5. CTE für DML · Aktualisieren/Löschen mit definierter Teilmenge
📌 Zweck: Eine CTE kann das Ziel einer UPDATE-, INSERT- oder DELETE-Anweisung sein, um gezielt bestimmte Datensätze zu ändern (z.B. doppelte Datensätze entfernen).
-- Beispiel 1: Duplikate in einer Tabelle löschen (basierend auf ROW_NUMBER)
WITH DuplicateCheck AS (
SELECT
*,
ROW_NUMBER() OVER (PARTITION BY Email, CustomerName ORDER BY CreatedDate DESC) AS rn
FROM Sales.Customers
)
DELETE FROM DuplicateCheck WHERE rn > 1;
-- Beispiel 2: Preisaktualisierung für die teuersten 10% der Produkte
WITH TopProducts AS (
SELECT TOP 10 PERCENT ProductID, UnitPrice
FROM Production.Products
ORDER BY UnitPrice DESC
)
UPDATE TopProducts
SET UnitPrice = UnitPrice * 1.05; -- 5% Preiserhöhung für Luxusartikel
-- Beispiel 3: Daten archivieren und löschen (mit CTE umgesetzt)
WITH OldOrders AS (
SELECT OrderID, OrderDate
FROM Sales.Orders
WHERE OrderDate < DATEADD(YEAR, -3, GETDATE())
)
DELETE FROM OldOrders;
⚡ Erklärung: In T-SQL können CTEs direkt als Zieltabelle für UPDATE, DELETE (und INSERT mit OUTPUT) verwendet werden.

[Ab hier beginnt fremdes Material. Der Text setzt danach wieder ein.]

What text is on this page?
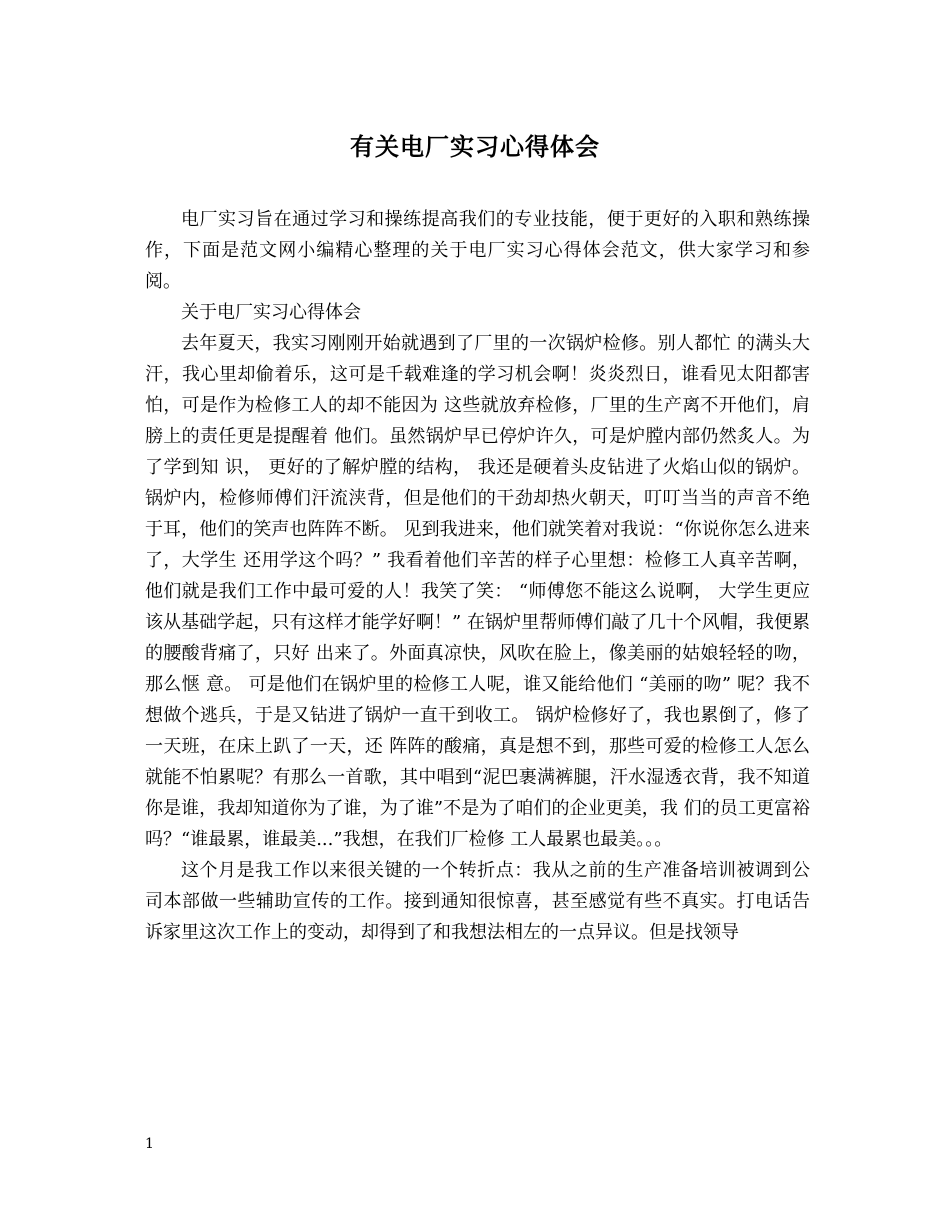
有关电厂实习心得体会

电厂实习旨在通过学习和操练提高我们的专业技能，便于更好的入职和熟练操作，下面是范文网小编精心整理的关于电厂实习心得体会范文，供大家学习和参阅。

关于电厂实习心得体会

去年夏天，我实习刚刚开始就遇到了厂里的一次锅炉检修。别人都忙 的满头大汗，我心里却偷着乐，这可是千载难逢的学习机会啊！炎炎烈日，谁看见太阳都害怕，可是作为检修工人的却不能因为 这些就放弃检修，厂里的生产离不开他们，肩膀上的责任更是提醒着 他们。虽然锅炉早已停炉许久，可是炉膛内部仍然炙人。为了学到知 识， 更好的了解炉膛的结构， 我还是硬着头皮钻进了火焰山似的锅炉。 锅炉内，检修师傅们汗流浃背，但是他们的干劲却热火朝天，叮叮当当的声音不绝于耳，他们的笑声也阵阵不断。 见到我进来，他们就笑着对我说：“你说你怎么进来了，大学生 还用学这个吗？” 我看着他们辛苦的样子心里想：检修工人真辛苦啊， 他们就是我们工作中最可爱的人！我笑了笑： “师傅您不能这么说啊， 大学生更应该从基础学起，只有这样才能学好啊！” 在锅炉里帮师傅们敲了几十个风帽，我便累的腰酸背痛了，只好 出来了。外面真凉快，风吹在脸上，像美丽的姑娘轻轻的吻，那么惬 意。 可是他们在锅炉里的检修工人呢，谁又能给他们 “美丽的吻” 呢？我不想做个逃兵，于是又钻进了锅炉一直干到收工。 锅炉检修好了，我也累倒了，修了一天班，在床上趴了一天，还 阵阵的酸痛，真是想不到，那些可爱的检修工人怎么就能不怕累呢？有那么一首歌，其中唱到“泥巴裹满裤腿，汗水湿透衣背，我不知道 你是谁，我却知道你为了谁，为了谁”不是为了咱们的企业更美，我 们的员工更富裕吗？“谁最累，谁最美...”我想，在我们厂检修 工人最累也最美。。。

这个月是我工作以来很关键的一个转折点：我从之前的生产准备培训被调到公司本部做一些辅助宣传的工作。接到通知很惊喜，甚至感觉有些不真实。打电话告诉家里这次工作上的变动，却得到了和我想法相左的一点异议。但是找领导

1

Die erste Abfrage löscht alle Datensätze mit rn>1 – entfernt Duplikate effizient. Die zweite erhöht den Preis der teuersten 10% Produkte. Wichtig: Die CTE muss aktualisierbar sein (keine Aggregation, kein DISTINCT, etc.).
🧠 CTE Grundsyntax (T-SQL)
WITH cte_name (column_list) AS (
-- CTE query definition
SELECT ...
)
-- Hauptabfrage (SELECT, INSERT, UPDATE, DELETE)
SELECT * FROM cte_name;
✅ T-SQL Besonderheiten: Rekursion mit UNION ALL, optional OPTION (MAXRECURSION n); CTEs können geschachtelt werden; nach einer CTE nur eine einzige Data Manipulation Language (DML)-Anweisung erlaubt. Performance: häufig optimiert der Optimizer CTEs wie Subqueries, keine automatische Temp-Tabelle – für große Datenmengen ggf. #temp-Tabelle in Erwägung ziehen.